Pasta shells and more at Shore

July 13, 2008|By Craig LaBan, Inquirer Restaurant Critic

Frank Sinatra, may he rest in peace, must be the patron saint of spaghetti.

It's the only way to explain why every red-gravy joint on the East Coast has a shrine to the man, from the portraits of a fedora-topped young Frank to the endlessly looped soundtrack of his crooner hits that are as ubiquitous as little shakers of grated parmesan cheese.

The Sinatra schtick gets personal, though, when it comes to Patsy's, the 64-year-old Manhattan landmark that was Sinatra's favorite Italian restaurant. Sal Scognamillo, Patsy's third-generation owner, got permission from the Sinatra family to use that claim, and boy, Ol' Blue Eyes, has he indulged. It was a marketing boon for the restaurant's cookbook and jarred supermarket sauces. And the tout has recently been blaring from local billboards to promote the opening of Patsy's first offshoot, in the Atlantic City Hilton casino.

Considering that this Hilton used to be the Golden Nugget, where Sinatra was a regular, the marriage would seem ideal. But the elderly lady waiting in line at the new Patsy's wasn't buying it.
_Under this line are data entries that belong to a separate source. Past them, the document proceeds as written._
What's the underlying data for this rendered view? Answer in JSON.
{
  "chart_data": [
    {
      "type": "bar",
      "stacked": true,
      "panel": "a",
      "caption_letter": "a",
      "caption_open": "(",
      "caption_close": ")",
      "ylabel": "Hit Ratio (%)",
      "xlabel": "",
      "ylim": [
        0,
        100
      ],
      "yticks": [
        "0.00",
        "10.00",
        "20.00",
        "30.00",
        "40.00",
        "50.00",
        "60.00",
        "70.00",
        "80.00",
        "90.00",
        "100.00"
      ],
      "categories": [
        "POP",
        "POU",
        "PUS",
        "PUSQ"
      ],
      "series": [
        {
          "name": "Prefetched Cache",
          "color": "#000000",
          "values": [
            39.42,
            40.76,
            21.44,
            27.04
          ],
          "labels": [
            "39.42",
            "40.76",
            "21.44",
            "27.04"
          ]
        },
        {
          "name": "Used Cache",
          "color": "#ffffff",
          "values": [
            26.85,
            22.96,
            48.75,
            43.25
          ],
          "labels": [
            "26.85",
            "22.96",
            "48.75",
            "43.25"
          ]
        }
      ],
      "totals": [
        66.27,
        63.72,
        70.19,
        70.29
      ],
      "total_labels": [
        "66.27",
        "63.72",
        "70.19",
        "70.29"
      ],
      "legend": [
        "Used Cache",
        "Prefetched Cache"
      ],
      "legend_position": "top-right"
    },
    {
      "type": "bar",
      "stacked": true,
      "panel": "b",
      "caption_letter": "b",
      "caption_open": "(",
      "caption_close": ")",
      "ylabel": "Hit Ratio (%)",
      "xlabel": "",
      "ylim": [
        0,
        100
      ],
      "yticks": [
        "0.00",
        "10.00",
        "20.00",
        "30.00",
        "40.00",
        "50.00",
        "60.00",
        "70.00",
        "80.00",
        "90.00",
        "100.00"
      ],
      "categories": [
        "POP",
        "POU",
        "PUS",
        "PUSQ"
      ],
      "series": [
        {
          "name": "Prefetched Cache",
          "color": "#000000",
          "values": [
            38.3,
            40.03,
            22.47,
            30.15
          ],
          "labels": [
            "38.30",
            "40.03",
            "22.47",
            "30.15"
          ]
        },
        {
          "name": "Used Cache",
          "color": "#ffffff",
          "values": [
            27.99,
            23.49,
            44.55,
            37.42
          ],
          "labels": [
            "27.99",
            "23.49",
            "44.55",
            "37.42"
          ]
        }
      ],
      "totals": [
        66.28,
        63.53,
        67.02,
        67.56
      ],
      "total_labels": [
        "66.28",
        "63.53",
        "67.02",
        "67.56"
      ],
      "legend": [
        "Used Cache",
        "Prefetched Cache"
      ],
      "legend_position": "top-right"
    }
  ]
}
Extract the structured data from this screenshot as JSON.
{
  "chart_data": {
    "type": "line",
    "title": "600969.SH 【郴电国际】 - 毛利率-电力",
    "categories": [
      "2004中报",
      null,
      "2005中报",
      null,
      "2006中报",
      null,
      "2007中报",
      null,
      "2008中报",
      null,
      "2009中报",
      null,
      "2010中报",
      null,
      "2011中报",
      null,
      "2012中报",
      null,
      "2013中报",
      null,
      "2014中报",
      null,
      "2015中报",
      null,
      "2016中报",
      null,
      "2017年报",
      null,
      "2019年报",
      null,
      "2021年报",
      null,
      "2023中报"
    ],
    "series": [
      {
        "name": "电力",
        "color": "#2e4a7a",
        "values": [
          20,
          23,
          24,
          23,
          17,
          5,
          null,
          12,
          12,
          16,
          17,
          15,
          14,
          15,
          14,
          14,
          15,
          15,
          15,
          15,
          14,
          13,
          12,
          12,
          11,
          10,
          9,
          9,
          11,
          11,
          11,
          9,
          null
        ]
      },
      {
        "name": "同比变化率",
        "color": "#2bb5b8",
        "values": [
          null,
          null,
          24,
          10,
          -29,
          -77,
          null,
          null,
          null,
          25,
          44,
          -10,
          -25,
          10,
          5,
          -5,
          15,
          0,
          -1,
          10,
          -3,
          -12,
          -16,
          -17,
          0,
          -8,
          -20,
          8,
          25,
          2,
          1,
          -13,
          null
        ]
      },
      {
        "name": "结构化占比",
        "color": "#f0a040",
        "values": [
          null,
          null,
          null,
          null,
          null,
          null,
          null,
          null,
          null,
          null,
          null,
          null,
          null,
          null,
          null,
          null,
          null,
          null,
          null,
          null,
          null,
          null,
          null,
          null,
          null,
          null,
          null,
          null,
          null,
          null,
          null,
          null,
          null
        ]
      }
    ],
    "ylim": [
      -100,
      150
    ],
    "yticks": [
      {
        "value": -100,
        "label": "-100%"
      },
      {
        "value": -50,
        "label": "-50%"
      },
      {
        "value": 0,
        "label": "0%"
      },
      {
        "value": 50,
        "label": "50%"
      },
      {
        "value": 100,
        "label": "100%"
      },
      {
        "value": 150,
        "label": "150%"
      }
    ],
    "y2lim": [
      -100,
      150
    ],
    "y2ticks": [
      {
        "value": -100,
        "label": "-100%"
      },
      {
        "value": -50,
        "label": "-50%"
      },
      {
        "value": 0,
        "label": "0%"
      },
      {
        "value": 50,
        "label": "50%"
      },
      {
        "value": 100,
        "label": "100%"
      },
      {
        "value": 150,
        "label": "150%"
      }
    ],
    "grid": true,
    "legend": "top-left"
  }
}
"I'm not going to eat here just because Frank did," she grumbled. "I liked the old place here, Caruso's."

Indeed, Caruso's had a good run for nearly two decades. But it wasn't the kind of name-brand eatery that marks the new generation of casino restaurant, said A.C. Hilton president Tony Rodio. A legend like Patsy's, he said, can draw the coveted New York-North Jersey crowd.

But is Patsy's their best bet for serious pasta at the beach? After all, you can have a "Big Night" meal virtually every night down the Shore, where there are literally hundreds of Italian restaurants serving every shade of tomato gravy. That includes two other notable newcomers on Long Beach Island and in Ventnor. And there are formidable oldies to consider, too, including a 12-table (almost) secret cellar in Atlantic City, and an aging roadhouse on the Black Horse Pike that boldly claims to serve the "World's Best Spaghetti."

Is that even possible? I had to know.

 

Patsy's

In the spectrum of name brands that have corrupted the tradition of Italian American cooking, Patsy's is thankfully still a long way away from the fakery of Olive Garden or Buca di Beppo.

True, the Atlantic City branch reheats bulk sauces from the plant that bottles its supermarket products. But someone was clearly in the kitchen really finishing the job - on our night, the ebullient Sal Scognamillo himself. And frankly, the sauces were pretty good.